The way your boyfriend reacted this morning, being clear that it was over and that he would never see you again, makes me wonder if he has had similar conversations with himself.

EmmaWoodhousestreehouse · 19/12/2021 19:24

So you’ve been controlling, physically and emotionally abusive and you want him to give you another chance.

I’d tell him not to touch you with a barge pole. He shouldn’t give you another chance. That’s what we’d say if you were a man and it was your girlfriend posting wouldn’t we. It works both ways. It sounds absolutely like a toxic relationship.

You need to get therapy. And let him go. Don’t start harassing him.

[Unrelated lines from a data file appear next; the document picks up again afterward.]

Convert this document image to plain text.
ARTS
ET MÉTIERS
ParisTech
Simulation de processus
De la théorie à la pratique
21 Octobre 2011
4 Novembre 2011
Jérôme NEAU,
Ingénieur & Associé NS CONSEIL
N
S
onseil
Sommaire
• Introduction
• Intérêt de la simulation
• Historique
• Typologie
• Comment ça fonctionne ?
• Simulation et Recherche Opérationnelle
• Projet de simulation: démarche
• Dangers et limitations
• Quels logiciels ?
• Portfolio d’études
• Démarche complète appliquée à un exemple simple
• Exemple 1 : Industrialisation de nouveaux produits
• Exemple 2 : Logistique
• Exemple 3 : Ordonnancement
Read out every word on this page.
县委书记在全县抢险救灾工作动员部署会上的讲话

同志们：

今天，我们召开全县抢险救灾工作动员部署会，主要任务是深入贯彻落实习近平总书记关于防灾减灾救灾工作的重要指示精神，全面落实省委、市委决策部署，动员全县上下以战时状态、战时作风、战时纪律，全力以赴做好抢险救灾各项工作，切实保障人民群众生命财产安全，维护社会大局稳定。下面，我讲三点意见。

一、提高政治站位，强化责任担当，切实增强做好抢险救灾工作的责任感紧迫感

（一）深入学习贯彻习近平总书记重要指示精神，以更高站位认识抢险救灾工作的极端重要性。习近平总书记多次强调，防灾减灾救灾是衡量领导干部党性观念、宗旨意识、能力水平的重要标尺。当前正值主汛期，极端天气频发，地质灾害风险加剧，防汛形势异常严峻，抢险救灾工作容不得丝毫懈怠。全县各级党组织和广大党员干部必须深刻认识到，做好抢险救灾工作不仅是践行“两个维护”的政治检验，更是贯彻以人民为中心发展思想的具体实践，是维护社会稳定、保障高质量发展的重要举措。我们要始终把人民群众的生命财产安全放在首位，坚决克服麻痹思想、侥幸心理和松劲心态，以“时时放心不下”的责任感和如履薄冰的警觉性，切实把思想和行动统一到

Tiramesu · 19/12/2021 19:46

I think these comments are a bit OTT, pretending they've got perfect relationships and never been a bit out of sorts or acted stupidly and regretted it. Just give it time to cool down, you may get a chance again after a cooling off period, you never know, but either way dust yourself off and get some coping strategies, wishing you well!

AnneLovesGilbert · 19/12/2021 19:54

@Tiramesu

I think these comments are a bit OTT, pretending they've got perfect relationships and never been a bit out of sorts or acted stupidly and regretted it. Just give it time to cool down, you may get a chance again after a cooling off period, you never know, but either way dust yourself off and get some coping strategies, wishing you well!
As if standards of acceptable behaviour in a partner are a bad thing Hmm

There’s clear blue water between perfect, whatever that means, and controlling and abusive.

You’re giving very bad advice suggesting she’s got a third chance with the poor bloke when he gave her a second one and this is the thanks he got.